Sunday, October 3, 2010

Open Wide


Spoon feeding
In actuality, during the first part of my life I was spoon-fed probably 7% of the Bible over and over and over. Taken out of the Bible “bowl” and fed to me by caring teachers, preachers, parents, youth counselors. Heck, up until about 20 years ago, I did the feeding. Taking a popular passage or theme and neatly dicing it into manageable, tasteful bites for my adult class.
Lately though, using the lectionary to teach from, I have faced some pretty challenging passages in the Bible. Now it was tempting to take that bite-size morsel and dress it up with some new twist or take and feed them the same verse again, but I couldn’t do it. It was not the text or the verse, it is me. My tastes have changed.
At first, I would leave the verse where it lay and try to work out the surrounding scripture into some type of acceptable compliment. You know, make it behave and mean just exactly what I had always felt the central verse had always meant to me, traditionally. But that did not work. Like a cowlick in your hair, I just could not make it lay there. It just kept sticking out.

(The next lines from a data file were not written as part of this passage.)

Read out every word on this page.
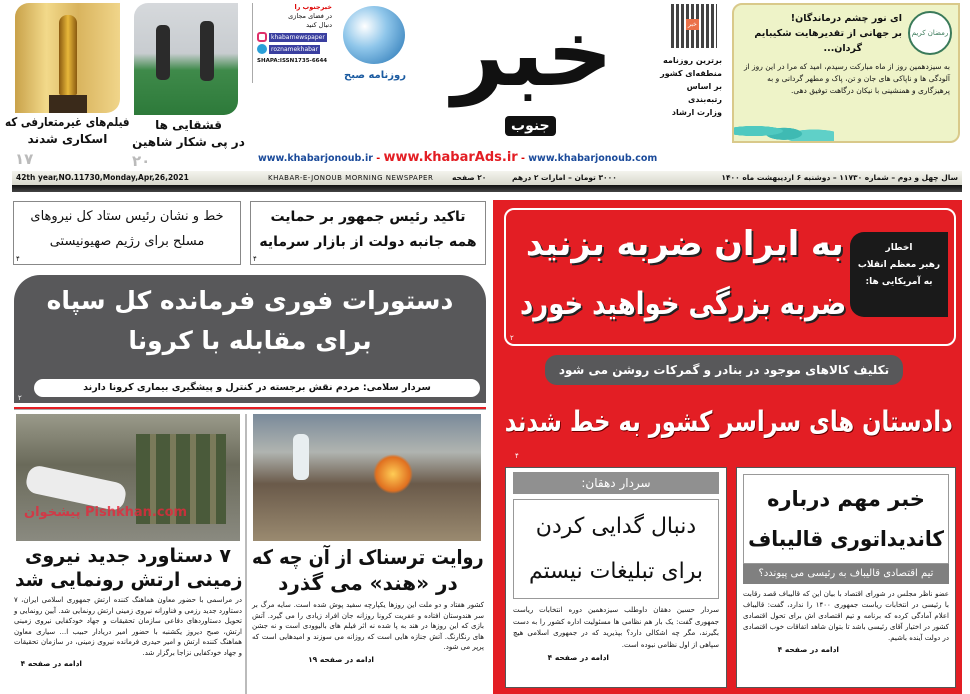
فیلم‌های غیرمتعارفی که
اسکاری شدند
۱۷
قشقایی ها
در پی شکار شاهین
۲۰
خبرجنوب را
در فضای مجازی
دنبال کنید
khabarnewspaper
roznamekhabar
SHAPA:ISSN1735-6644
روزنامه صبح خبر
جنوب
خبر
برترین روزنامه
منطقه‌ای کشور
بر اساس
رتبه‌بندی
وزارت ارشاد
رمضان کریم
ای نور چشم درماندگان!
بر جهانی از تقدیرهایت شکیبایم
گردان...
به سیزدهمین روز از ماه مبارکت رسیدم، امید که مرا در این روز از آلودگی ها و ناپاکی های جان و تن، پاک و مطهر گردانی و به پرهیزگاری و همنشینی با نیکان درگاهت توفیق دهی.
www.khabarjonoub.ir - www.khabarAds.ir - www.khabarjonoub.com
42th year,NO.11730,Monday,Apr,26,2021	KHABAR-E-JONOUB MORNING NEWSPAPER ۲۰ صفحه	۳۰۰۰ تومان – امارات ۲ درهم	سال چهل و دوم – شماره ۱۱۷۳۰ – دوشنبه ۶ اردیبهشت ماه ۱۴۰۰
تاکید رئیس جمهور بر حمایت
همه جانبه دولت از بازار سرمایه
۴
خط و نشان رئیس ستاد کل نیروهای
مسلح برای رژیم صهیونیستی
۴
دستورات فوری فرمانده کل سپاه
برای مقابله با کرونا
سردار سلامی: مردم نقش برجسته در کنترل و پیشگیری بیماری کرونا دارند
۲
پیشخوان Pishkhan.com
روایت ترسناک از آن چه که
در «هند» می گذرد
کشور هفتاد و دو ملت این روزها یکپارچه سفید پوش شده است. سایه مرگ بر سر هندوستان افتاده و عفریت کرونا روزانه جان افراد زیادی را می گیرد. آتش بازی که این روزها در هند به پا شده نه اثر فیلم های بالیوودی است و نه جشن های رنگارنگ. آتش جنازه هایی است که روزانه می سوزند و امیدهایی است که پرپر می شود.
ادامه در صفحه ۱۹
۷ دستاورد جدید نیروی
زمینی ارتش رونمایی شد
در مراسمی با حضور معاون هماهنگ کننده ارتش جمهوری اسلامی ایران، ۷ دستاورد جدید رزمی و فناورانه نیروی زمینی ارتش رونمایی شد. آیین رونمایی و تحویل دستاوردهای دفاعی سازمان تحقیقات و جهاد خودکفایی نیروی زمینی ارتش، صبح دیروز یکشنبه با حضور امیر دریادار حبیب ا... سیاری معاون هماهنگ کننده ارتش و امیر حیدری فرمانده نیروی زمینی، در سازمان تحقیقات و جهاد خودکفایی نزاجا برگزار شد.
ادامه در صفحه ۴
اخطار
رهبر معظم انقلاب
به آمریکایی ها:
به ایران ضربه بزنید
ضربه بزرگی خواهید خورد
۲
تکلیف کالاهای موجود در بنادر و گمرکات روشن می شود
دادستان های سراسر کشور به خط شدند
۴
خبر مهم درباره
کاندیداتوری قالیباف
تیم اقتصادی قالیباف به رئیسی می پیوندد؟
عضو ناظر مجلس در شورای اقتصاد با بیان این که قالیباف قصد رقابت با رئیسی در انتخابات ریاست جمهوری ۱۴۰۰ را ندارد، گفت: قالیباف اعلام آمادگی کرده که برنامه و تیم اقتصادی اش برای تحول اقتصادی کشور در اختیار آقای رئیسی باشد تا بتوان شاهد اتفاقات خوب اقتصادی در دولت آینده باشیم.
ادامه در صفحه ۴
سردار دهقان:
دنبال گدایی کردن
برای تبلیغات نیستم
سردار حسین دهقان داوطلب سیزدهمین دوره انتخابات ریاست جمهوری گفت: یک بار هم نظامی ها مسئولیت اداره کشور را به دست بگیرند، مگر چه اشکالی دارد؟ بپذیرید که در جمهوری اسلامی هیچ سپاهی از اول نظامی نبوده است.
ادامه در صفحه ۴
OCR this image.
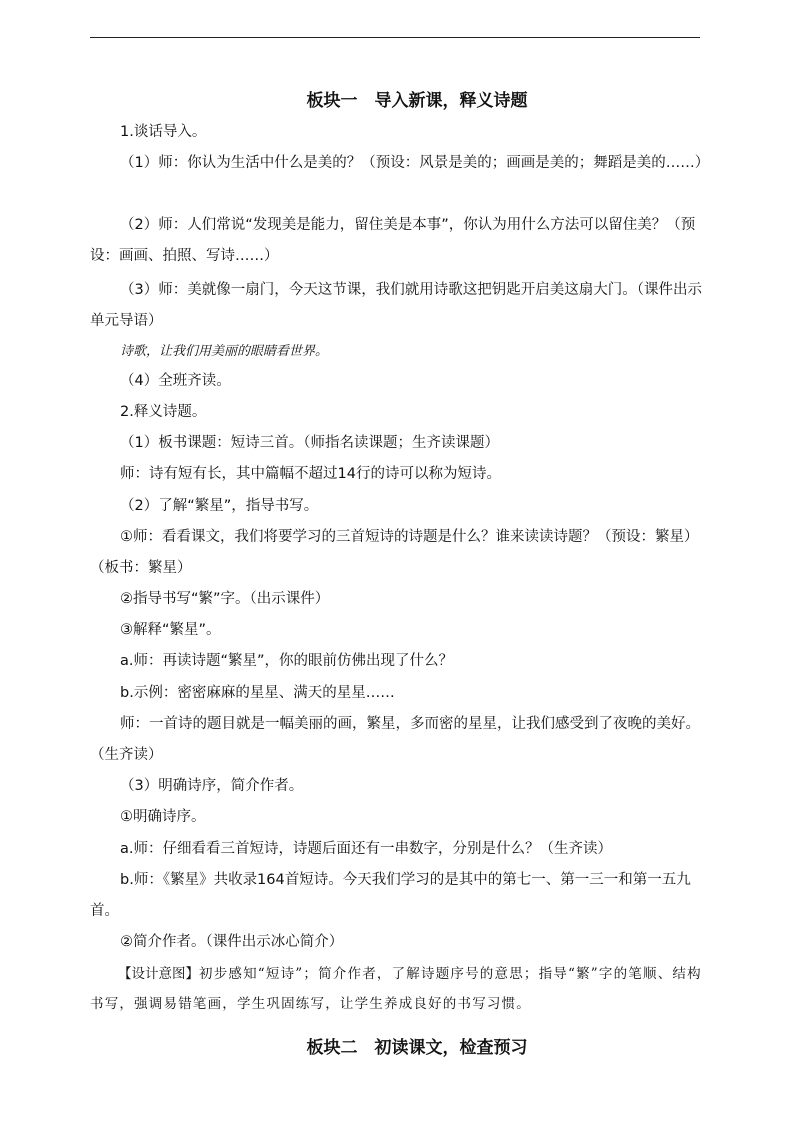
板块一　导入新课，释义诗题
1.谈话导入。
（1）师：你认为生活中什么是美的？（预设：风景是美的；画画是美的；舞蹈是美的……）
（2）师：人们常说“发现美是能力，留住美是本事”，你认为用什么方法可以留住美？（预设：画画、拍照、写诗……）
（3）师：美就像一扇门，今天这节课，我们就用诗歌这把钥匙开启美这扇大门。（课件出示单元导语）
诗歌，让我们用美丽的眼睛看世界。
（4）全班齐读。
2.释义诗题。
（1）板书课题：短诗三首。（师指名读课题；生齐读课题）
师：诗有短有长，其中篇幅不超过14行的诗可以称为短诗。
（2）了解“繁星”，指导书写。
①师：看看课文，我们将要学习的三首短诗的诗题是什么？谁来读读诗题？（预设：繁星）（板书：繁星）
②指导书写“繁”字。（出示课件）
③解释“繁星”。
a.师：再读诗题“繁星”，你的眼前仿佛出现了什么？
b.示例：密密麻麻的星星、满天的星星……
师：一首诗的题目就是一幅美丽的画，繁星，多而密的星星，让我们感受到了夜晚的美好。（生齐读）
（3）明确诗序，简介作者。
①明确诗序。
a.师：仔细看看三首短诗，诗题后面还有一串数字，分别是什么？（生齐读）
b.师：《繁星》共收录164首短诗。今天我们学习的是其中的第七一、第一三一和第一五九首。
②简介作者。（课件出示冰心简介）
【设计意图】初步感知“短诗”；简介作者，了解诗题序号的意思；指导“繁”字的笔顺、结构书写，强调易错笔画，学生巩固练写，让学生养成良好的书写习惯。
板块二　初读课文，检查预习
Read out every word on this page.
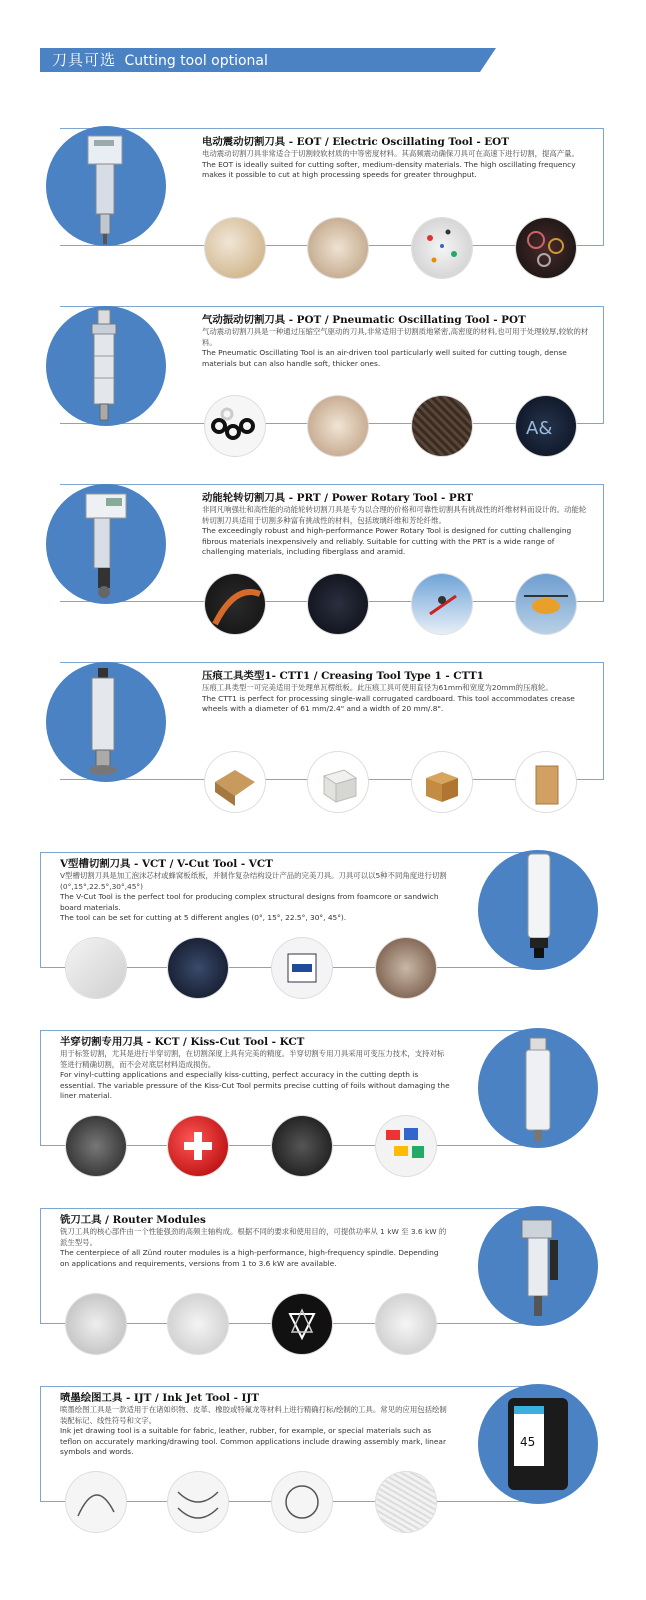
刀具可选 Cutting tool optional
电动震动切割刀具 - EOT / Electric Oscillating Tool - EOT
电动震动切割刀具非常适合于切割较软材质的中等密度材料。其高频震动确保刀具可在高速下进行切割，提高产量。
The EOT is ideally suited for cutting softer, medium-density materials. The high oscillating frequency makes it possible to cut at high processing speeds for greater throughput.
气动振动切割刀具 - POT / Pneumatic Oscillating Tool - POT
气动震动切割刀具是一种通过压缩空气驱动的刀具,非常适用于切割质地紧密,高密度的材料,也可用于处理较厚,较软的材料。
The Pneumatic Oscillating Tool is an air-driven tool particularly well suited for cutting tough, dense materials but can also handle soft, thicker ones.
A&
动能轮转切割刀具 - PRT / Power Rotary Tool - PRT
非同凡响强壮和高性能的动能轮转切割刀具是专为以合理的价格和可靠性切割具有挑战性的纤维材料而设计的。动能轮转切割刀具适用于切割多种富有挑战性的材料，包括玻璃纤维和芳纶纤维。
The exceedingly robust and high-performance Power Rotary Tool is designed for cutting challenging fibrous materials inexpensively and reliably. Suitable for cutting with the PRT is a wide range of challenging materials, including fiberglass and aramid.
压痕工具类型1- CTT1 / Creasing Tool Type 1 - CTT1
压痕工具类型一可完美适用于处理单瓦楞纸板。此压痕工具可使用直径为61mm和宽度为20mm的压痕轮。
The CTT1 is perfect for processing single-wall corrugated cardboard. This tool accommodates crease wheels with a diameter of 61 mm/2.4" and a width of 20 mm/.8".
V型槽切割刀具 - VCT / V-Cut Tool - VCT
V型槽切割刀具是加工泡沫芯材或蜂窝板纸板，并制作复杂结构设计产品的完美刀具。刀具可以以5种不同角度进行切割(0°,15°,22.5°,30°,45°)
The V-Cut Tool is the perfect tool for producing complex structural designs from foamcore or sandwich board materials.
The tool can be set for cutting at 5 different angles (0°, 15°, 22.5°, 30°, 45°).
半穿切割专用刀具 - KCT / Kiss-Cut Tool - KCT
用于标签切割，尤其是进行半穿切割，在切割深度上具有完美的精度。半穿切割专用刀具采用可变压力技术，支持对标签进行精确切割，而不会对底层材料造成损伤。
For vinyl-cutting applications and especially kiss-cutting, perfect accuracy in the cutting depth is essential. The variable pressure of the Kiss-Cut Tool permits precise cutting of foils without damaging the liner material.
铣刀工具 / Router Modules
铣刀工具的核心部件由一个性能强劲的高频主轴构成。根据不同的要求和使用目的，可提供功率从 1 kW 至 3.6 kW 的派生型号。
The centerpiece of all Zünd router modules is a high-performance, high-frequency spindle. Depending on applications and requirements, versions from 1 to 3.6 kW are available.
45
喷墨绘图工具 - IJT / Ink Jet Tool - IJT
喷墨绘图工具是一款适用于在诸如织物、皮革、橡胶或特氟龙等材料上进行精确打标/绘制的工具。常见的应用包括绘制装配标记、线性符号和文字。
Ink jet drawing tool is a suitable for fabric, leather, rubber, for example, or special materials such as teflon on accurately marking/drawing tool. Common applications include drawing assembly mark, linear symbols and words.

It was so tempting to sweep the tough parts under the spiritual carpet, but I could not do that either. So I served up the dish at the first of the week and just mulled it over with God. No commentaries, no former ideas, no throw down lessons from the past. Just let it sit and ferment. And it always (so far) comes out good. No better than good. God always shows me something I had failed to see before. In fact, He shows me that the best stuff is found in the hardest to reach. Like a hard pecan shell that you have to crack and then dig out the soft moist nut meat because that is the only way you can get to it. So worth the work and the wait.